Frey’s book, The Technology Trap, explores the costs and benefits of technology over the past two centuries. Frey controversially claims that the industrial age has led to both winners and losers in the economy, and that the overall benefits of technology have been spread unequally.
Frey’s work focuses on the intersection between technology, society, and policy. He is an advocate of well-informed and forward-thinking policy to regulate emerging technologies. He also promotes collaboration between different stakeholders in technological innovation, to ensure that competition and innovation remain healthy.
In Frey’s book, Jobs in the Robot Age, he examines the impact of artificial intelligence and automation on the job market. He argues that as technology advances, certain types of jobs will vanish, and other types of jobs emerging that require higher skills. He proposes that policy makers need to implement policies befitting the rapid technological advancements and changing job market.
Frey’s work has been cited in various publications, such as The Guardian, The New York Times, and Le Monde. He has appeared in interviews on BBC News, Newsweek and The New Yorker.
In 2008, Frey was appointed a Fellow of the Royal Economic Society. He has also received awards from the British Academy and Friedrich Ebert Stiftung.
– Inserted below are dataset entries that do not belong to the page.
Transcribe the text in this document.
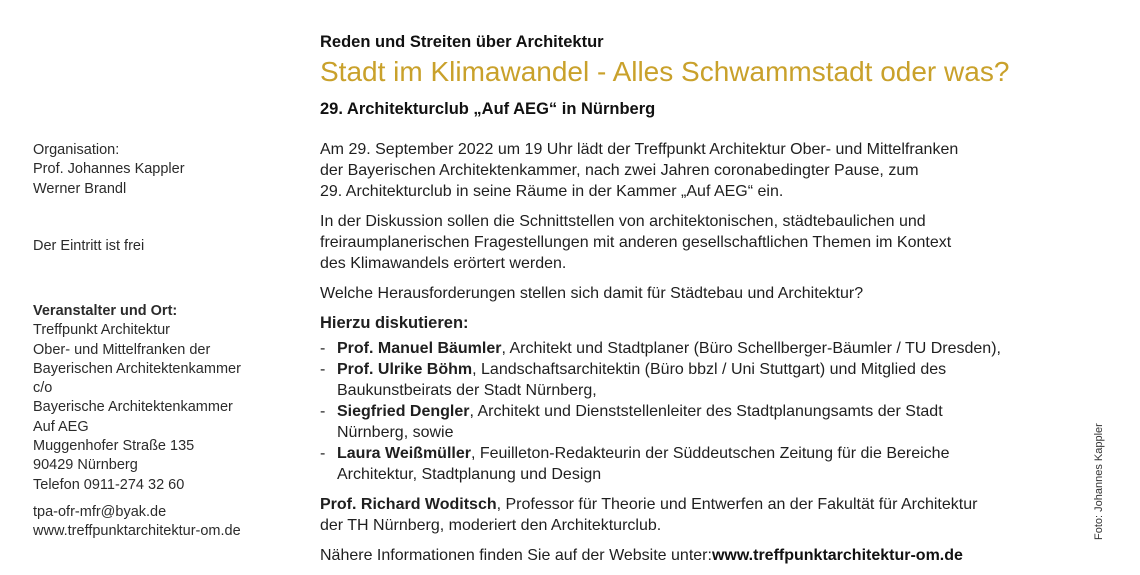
Organisation:
Prof. Johannes Kappler
Werner Brandl
Der Eintritt ist frei
Veranstalter und Ort:
Treffpunkt Architektur
Ober- und Mittelfranken der
Bayerischen Architektenkammer
c/o
Bayerische Architektenkammer
Auf AEG
Muggenhofer Straße 135
90429 Nürnberg
Telefon 0911-274 32 60
tpa-ofr-mfr@byak.de
www.treffpunktarchitektur-om.de
Reden und Streiten über Architektur
Stadt im Klimawandel - Alles Schwammstadt oder was?
29. Architekturclub „Auf AEG“ in Nürnberg

Am 29. September 2022 um 19 Uhr lädt der Treffpunkt Architektur Ober- und Mittelfranken
der Bayerischen Architektenkammer, nach zwei Jahren coronabedingter Pause, zum
29. Architekturclub in seine Räume in der Kammer „Auf AEG“ ein.

In der Diskussion sollen die Schnittstellen von architektonischen, städtebaulichen und
freiraumplanerischen Fragestellungen mit anderen gesellschaftlichen Themen im Kontext
des Klimawandels erörtert werden.

Welche Herausforderungen stellen sich damit für Städtebau und Architektur?

Hierzu diskutieren:
- Prof. Manuel Bäumler, Architekt und Stadtplaner (Büro Schellberger-Bäumler / TU Dresden),
- Prof. Ulrike Böhm, Landschaftsarchitektin (Büro bbzl / Uni Stuttgart) und Mitglied des
Baukunstbeirats der Stadt Nürnberg,
- Siegfried Dengler, Architekt und Dienststellenleiter des Stadtplanungsamts der Stadt
Nürnberg, sowie
- Laura Weißmüller, Feuilleton-Redakteurin der Süddeutschen Zeitung für die Bereiche
Architektur, Stadtplanung und Design

Prof. Richard Woditsch, Professor für Theorie und Entwerfen an der Fakultät für Architektur
der TH Nürnberg, moderiert den Architekturclub.

Nähere Informationen finden Sie auf der Website unter:www.treffpunktarchitektur-om.de

Foto: Johannes Kappler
Carl Benedikt Frey is an important thinker and leader on the technological and economic issues of the future. His two books cover crucial topics in the discussion of the present and upcoming global economy, and are essential reading for anyone interested in automation and its effects. His research provides an important contribution to the debate on how policy should approach the fundamental change the potential of automation holds for the job market.